Sie durchsuchten das, was der Säbelmann von der Ausrüstung übrig gelassen hatte, und fanden das Messgerät. Es erinnerte an eine kleine Radioschüssel. Ric schaltete es ein.
»Es funktioniert nicht!« Er warf einen sehnsuchtsvollen Blick in Richtung der CARTER IV. »Sollten wir nicht besser zum Raumschiff gehen und zu entkommen versuchen?«
»Da sind noch Leute von uns in der Station!«, sagte Damon. »Die können wir nicht einfach zurücklassen.«
»Nein!«, meinte auch Braxton nach kurzem Nachdenken. »Die CARTER ist kein Gleiter, in den wir einsteigen und davonflitzen können.
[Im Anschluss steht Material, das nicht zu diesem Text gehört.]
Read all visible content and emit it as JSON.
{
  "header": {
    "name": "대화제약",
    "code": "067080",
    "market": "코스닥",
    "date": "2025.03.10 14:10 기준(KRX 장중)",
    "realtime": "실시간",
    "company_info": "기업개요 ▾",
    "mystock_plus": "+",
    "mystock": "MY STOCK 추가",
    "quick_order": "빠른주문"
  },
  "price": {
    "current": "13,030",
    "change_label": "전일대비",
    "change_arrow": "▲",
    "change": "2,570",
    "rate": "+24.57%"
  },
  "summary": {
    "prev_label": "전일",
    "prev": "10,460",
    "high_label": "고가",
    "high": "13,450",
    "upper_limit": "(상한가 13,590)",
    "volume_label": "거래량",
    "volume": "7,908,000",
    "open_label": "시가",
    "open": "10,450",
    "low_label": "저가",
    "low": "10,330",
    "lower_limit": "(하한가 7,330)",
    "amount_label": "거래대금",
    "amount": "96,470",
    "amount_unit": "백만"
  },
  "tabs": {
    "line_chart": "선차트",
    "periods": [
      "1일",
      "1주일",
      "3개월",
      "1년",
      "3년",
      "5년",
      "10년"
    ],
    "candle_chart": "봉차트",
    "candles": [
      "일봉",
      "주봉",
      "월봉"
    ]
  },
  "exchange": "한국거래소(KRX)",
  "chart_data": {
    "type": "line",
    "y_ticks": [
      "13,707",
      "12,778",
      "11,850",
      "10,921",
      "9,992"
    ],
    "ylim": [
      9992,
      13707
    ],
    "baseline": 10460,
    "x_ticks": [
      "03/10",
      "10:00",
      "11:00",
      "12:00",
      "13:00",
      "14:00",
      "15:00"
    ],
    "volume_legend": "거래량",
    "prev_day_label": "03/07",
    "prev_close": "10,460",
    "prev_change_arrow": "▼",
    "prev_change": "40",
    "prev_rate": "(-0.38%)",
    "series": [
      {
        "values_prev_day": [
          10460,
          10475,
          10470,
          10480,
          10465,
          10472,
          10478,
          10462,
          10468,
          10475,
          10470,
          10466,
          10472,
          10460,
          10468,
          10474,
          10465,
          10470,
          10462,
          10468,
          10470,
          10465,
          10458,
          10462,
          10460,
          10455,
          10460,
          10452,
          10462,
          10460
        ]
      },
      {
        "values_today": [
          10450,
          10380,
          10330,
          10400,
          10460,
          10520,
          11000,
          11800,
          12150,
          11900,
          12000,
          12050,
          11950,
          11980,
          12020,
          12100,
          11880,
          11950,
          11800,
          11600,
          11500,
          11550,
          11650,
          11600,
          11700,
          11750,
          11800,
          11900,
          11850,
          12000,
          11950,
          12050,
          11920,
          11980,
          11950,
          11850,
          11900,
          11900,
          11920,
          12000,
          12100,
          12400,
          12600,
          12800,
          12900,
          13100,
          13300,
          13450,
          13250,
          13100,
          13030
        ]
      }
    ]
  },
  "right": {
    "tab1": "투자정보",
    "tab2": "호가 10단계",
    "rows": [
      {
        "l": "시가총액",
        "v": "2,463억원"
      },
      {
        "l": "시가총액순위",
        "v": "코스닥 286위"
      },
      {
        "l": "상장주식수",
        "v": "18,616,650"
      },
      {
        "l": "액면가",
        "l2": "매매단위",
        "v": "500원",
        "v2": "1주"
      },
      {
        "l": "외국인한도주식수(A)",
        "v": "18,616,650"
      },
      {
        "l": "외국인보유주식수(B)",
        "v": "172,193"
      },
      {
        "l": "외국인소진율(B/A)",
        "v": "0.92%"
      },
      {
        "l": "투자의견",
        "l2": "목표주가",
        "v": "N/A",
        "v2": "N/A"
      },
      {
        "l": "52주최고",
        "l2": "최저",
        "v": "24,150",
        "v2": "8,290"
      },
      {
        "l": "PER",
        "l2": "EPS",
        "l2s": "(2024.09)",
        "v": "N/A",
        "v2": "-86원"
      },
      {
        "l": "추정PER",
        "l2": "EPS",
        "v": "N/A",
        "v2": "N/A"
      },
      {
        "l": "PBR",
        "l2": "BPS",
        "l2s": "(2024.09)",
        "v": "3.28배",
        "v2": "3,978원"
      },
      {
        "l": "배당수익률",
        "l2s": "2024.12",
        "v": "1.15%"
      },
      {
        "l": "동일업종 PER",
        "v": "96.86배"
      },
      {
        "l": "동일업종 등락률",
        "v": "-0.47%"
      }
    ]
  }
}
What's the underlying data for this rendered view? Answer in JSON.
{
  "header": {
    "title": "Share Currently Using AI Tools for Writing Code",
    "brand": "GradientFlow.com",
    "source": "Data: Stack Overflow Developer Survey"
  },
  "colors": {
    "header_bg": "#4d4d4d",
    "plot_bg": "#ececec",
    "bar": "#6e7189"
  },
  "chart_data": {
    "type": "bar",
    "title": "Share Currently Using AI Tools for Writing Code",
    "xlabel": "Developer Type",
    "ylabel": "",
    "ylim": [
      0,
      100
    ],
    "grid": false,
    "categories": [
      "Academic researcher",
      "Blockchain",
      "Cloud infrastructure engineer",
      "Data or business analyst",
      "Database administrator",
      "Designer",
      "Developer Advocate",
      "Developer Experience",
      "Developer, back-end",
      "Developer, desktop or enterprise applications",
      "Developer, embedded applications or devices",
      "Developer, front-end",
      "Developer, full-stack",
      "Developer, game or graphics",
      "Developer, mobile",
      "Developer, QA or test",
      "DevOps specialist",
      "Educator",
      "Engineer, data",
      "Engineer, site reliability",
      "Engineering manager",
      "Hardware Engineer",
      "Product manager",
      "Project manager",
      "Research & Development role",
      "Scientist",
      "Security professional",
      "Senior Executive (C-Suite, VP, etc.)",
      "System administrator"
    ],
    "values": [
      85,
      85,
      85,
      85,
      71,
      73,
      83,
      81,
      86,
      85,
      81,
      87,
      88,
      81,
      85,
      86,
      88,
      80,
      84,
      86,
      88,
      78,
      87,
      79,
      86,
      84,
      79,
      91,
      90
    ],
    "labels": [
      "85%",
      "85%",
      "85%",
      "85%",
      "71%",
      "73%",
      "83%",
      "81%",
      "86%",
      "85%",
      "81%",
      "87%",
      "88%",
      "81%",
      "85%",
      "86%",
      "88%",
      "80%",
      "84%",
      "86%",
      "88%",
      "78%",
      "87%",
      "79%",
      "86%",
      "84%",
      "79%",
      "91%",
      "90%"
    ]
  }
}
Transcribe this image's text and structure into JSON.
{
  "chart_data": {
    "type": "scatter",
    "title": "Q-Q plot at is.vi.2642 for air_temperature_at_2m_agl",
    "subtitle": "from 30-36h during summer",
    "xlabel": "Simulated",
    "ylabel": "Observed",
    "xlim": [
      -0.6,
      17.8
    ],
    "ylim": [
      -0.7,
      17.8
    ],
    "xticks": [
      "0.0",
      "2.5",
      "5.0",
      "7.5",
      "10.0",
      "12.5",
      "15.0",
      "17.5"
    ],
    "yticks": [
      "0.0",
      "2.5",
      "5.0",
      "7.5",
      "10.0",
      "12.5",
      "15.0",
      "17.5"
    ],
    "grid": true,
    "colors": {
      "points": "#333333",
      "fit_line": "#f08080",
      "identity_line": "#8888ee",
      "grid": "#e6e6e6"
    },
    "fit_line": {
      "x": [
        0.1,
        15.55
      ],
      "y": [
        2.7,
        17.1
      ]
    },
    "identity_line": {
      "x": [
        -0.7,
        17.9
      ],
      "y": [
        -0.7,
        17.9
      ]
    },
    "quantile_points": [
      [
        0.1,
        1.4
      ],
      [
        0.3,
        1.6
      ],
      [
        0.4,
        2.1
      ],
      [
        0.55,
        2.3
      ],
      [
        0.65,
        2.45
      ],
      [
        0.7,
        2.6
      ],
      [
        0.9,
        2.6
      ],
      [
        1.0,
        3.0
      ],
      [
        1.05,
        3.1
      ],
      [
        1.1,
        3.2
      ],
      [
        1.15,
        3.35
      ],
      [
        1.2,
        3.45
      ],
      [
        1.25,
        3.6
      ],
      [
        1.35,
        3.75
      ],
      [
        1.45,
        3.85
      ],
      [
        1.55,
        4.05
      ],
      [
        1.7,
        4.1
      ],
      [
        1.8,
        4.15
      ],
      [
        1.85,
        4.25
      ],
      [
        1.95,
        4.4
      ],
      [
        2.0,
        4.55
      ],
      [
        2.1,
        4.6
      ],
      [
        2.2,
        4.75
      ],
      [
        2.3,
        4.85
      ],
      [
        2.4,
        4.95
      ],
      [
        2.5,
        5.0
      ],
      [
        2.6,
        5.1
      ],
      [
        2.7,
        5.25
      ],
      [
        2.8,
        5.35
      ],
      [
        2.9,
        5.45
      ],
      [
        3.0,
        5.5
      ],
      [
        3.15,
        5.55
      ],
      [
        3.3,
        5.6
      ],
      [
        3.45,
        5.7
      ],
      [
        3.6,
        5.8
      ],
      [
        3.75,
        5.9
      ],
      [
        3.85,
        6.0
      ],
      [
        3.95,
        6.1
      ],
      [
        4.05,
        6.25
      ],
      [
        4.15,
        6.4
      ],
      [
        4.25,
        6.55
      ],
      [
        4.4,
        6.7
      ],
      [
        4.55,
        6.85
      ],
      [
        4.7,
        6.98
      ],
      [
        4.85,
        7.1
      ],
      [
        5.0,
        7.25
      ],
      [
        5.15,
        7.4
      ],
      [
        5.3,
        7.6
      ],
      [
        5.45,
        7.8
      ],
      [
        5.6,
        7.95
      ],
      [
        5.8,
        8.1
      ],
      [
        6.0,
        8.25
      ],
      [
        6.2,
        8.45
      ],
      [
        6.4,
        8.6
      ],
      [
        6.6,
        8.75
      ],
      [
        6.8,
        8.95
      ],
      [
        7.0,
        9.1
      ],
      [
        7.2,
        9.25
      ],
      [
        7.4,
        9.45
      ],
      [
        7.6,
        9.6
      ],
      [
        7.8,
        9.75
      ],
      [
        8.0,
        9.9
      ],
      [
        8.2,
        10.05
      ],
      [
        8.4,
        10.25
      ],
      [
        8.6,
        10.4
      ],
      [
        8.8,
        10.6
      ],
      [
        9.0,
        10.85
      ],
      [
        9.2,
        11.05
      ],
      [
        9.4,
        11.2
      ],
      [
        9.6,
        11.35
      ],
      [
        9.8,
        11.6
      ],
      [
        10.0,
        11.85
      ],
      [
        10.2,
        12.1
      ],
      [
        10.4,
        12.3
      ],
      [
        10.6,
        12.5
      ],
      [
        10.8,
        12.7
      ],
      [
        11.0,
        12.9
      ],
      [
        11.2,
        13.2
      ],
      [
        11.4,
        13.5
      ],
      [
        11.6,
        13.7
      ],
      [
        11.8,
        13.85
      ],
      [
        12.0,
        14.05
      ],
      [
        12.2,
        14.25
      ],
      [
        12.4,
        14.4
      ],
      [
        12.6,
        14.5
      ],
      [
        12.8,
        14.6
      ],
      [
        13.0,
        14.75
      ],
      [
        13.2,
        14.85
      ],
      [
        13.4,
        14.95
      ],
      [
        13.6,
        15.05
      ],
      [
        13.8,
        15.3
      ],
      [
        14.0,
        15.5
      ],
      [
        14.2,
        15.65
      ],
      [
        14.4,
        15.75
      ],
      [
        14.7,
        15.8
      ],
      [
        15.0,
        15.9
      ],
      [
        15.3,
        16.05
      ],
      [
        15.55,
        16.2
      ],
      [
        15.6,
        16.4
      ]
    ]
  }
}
Bis wir das Schiff startklar haben, hat uns der Kerl fünfmal in Stein verwandelt!«
»Was sollen wir dann tun?«
»Wir müssen ihn vernichten.«
***
Elysium, Mars
Für einige Augenblicke herrschte betretenes Schweigen im Ratssaal. Jeder im Raum hielt die Übertragung für echt, das konnte Chandra in ihren Gesichtern lesen. In ihrem tiefsten Inneren gestand sie sich ein, dass auch sie nicht mehr an eine Fälschung glaubte. Auf dem Mond musste etwas geschehen sein, das ProMars so nicht geplant hatte.